Die „lettres filmées“ bestehen aber nicht nur aus vom Filmteam gedrehten Material.
ANDRINA MRAČNIKAR: Zum von uns gedrehten Material kam auch noch Found Footage-Material aus dem Internet, zum Beispiel ein hochschwangerer Bauch,
                                                   Ausschnitte aus Werbungen aus den fünfziger Jahren mit stereotypen Männer- und Frauenbildern u.v.m. Die Recherche im Internet
                                                   war sehr intensiv, großteils erfolgte sie nach thematischen Vorgaben von mir, sie hat natürlich weitere unvorhergesehene Dinge
                                                   zutage gebracht.
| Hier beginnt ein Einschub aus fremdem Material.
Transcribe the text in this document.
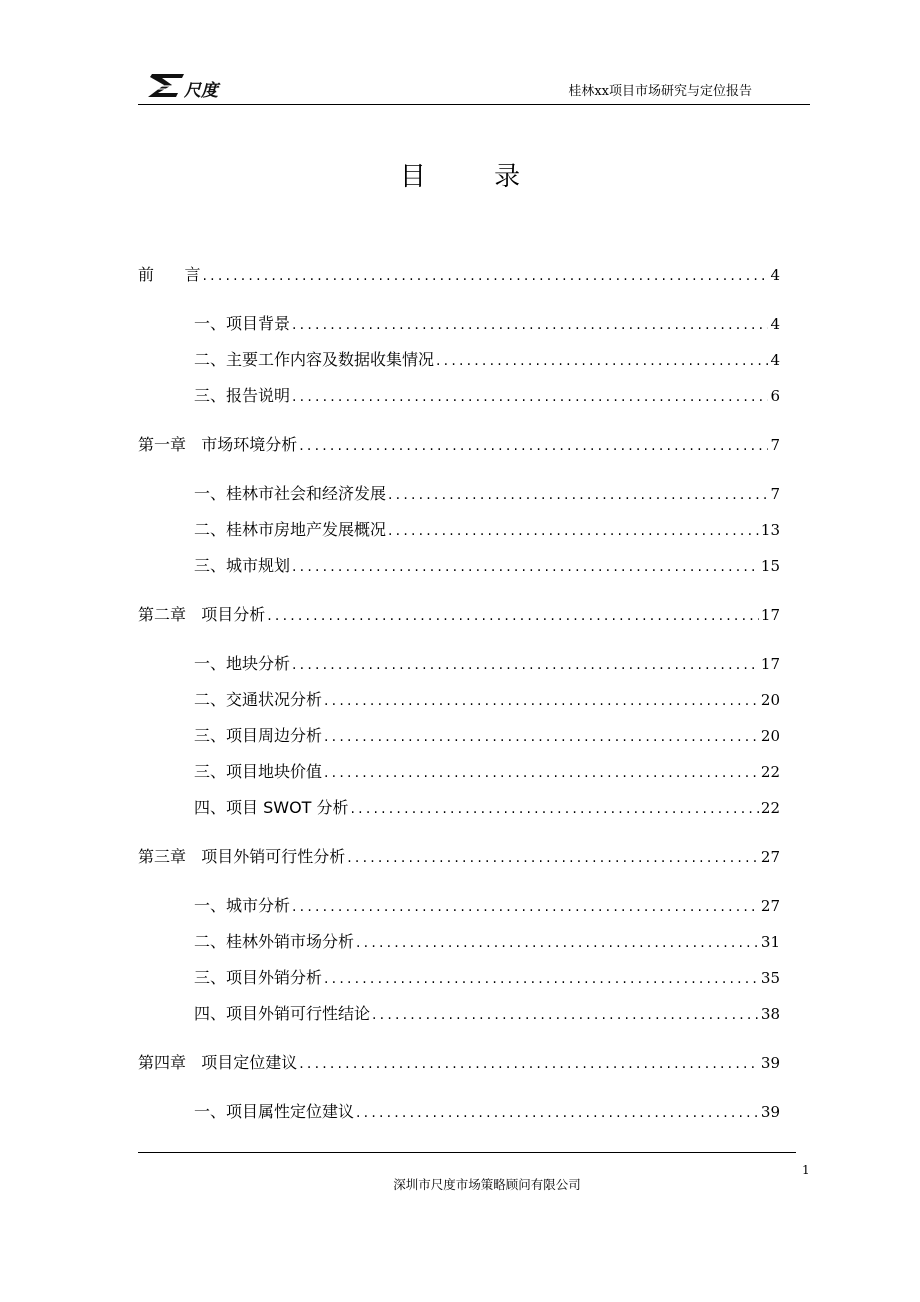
尺度	桂林xx项目市场研究与定位报告
目 录
前      言 .....	4
一、项目背景 .....	4
二、主要工作内容及数据收集情况 .....	4
三、报告说明 .....	6
第一章   市场环境分析 .....	7
一、桂林市社会和经济发展 .....	7
二、桂林市房地产发展概况 .....	13
三、城市规划 .....	15
第二章   项目分析 .....	17
一、地块分析 .....	17
二、交通状况分析 .....	20
三、项目周边分析 .....	20
三、项目地块价值 .....	22
四、项目 SWOT 分析 .....	22
第三章   项目外销可行性分析 .....	27
一、城市分析 .....	27
二、桂林外销市场分析 .....	31
三、项目外销分析 .....	35
四、项目外销可行性结论 .....	38
第四章   项目定位建议 .....	39
一、项目属性定位建议 .....	39
1
深圳市尺度市场策略顾问有限公司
Dazu kamen dann noch Filmzitate. Da standen wir vor allem vor einer Rechtefrage. Im Drehbuch stand z.B. Casablanca.
                                                   Dafür haben wir leider nie eine Antwort auf unsere Anfrage bekommen. Es gab einerseits Dinge, die gar nicht freigegeben wurden
                                                   und andere, die viel zu teuer waren. Die Rechteklärung war ein wesentlicher Faktor im Budget. Erschwerend war auch, dass der
                                                   Schnitt eigentlich fertig war und wir in einzelnen Fällen bis zum Schluss auf die Klärung der Rechte warten und im Schnitt
                                                   auch immer wieder noch Dinge austauschen mussten. Für einen Ein-Sekunden-Ausschnitt aus Bully von Larry Clark warteten wir
                                                   bis letzten August und hätten nötigenfalls noch nachdrehen müssen, hätten wir keine Zusage bekommen. Um Casablanca hat es mir sehr Leid getan, ich finde aber, dass wir einen sehr guten Ersatz gefunden haben.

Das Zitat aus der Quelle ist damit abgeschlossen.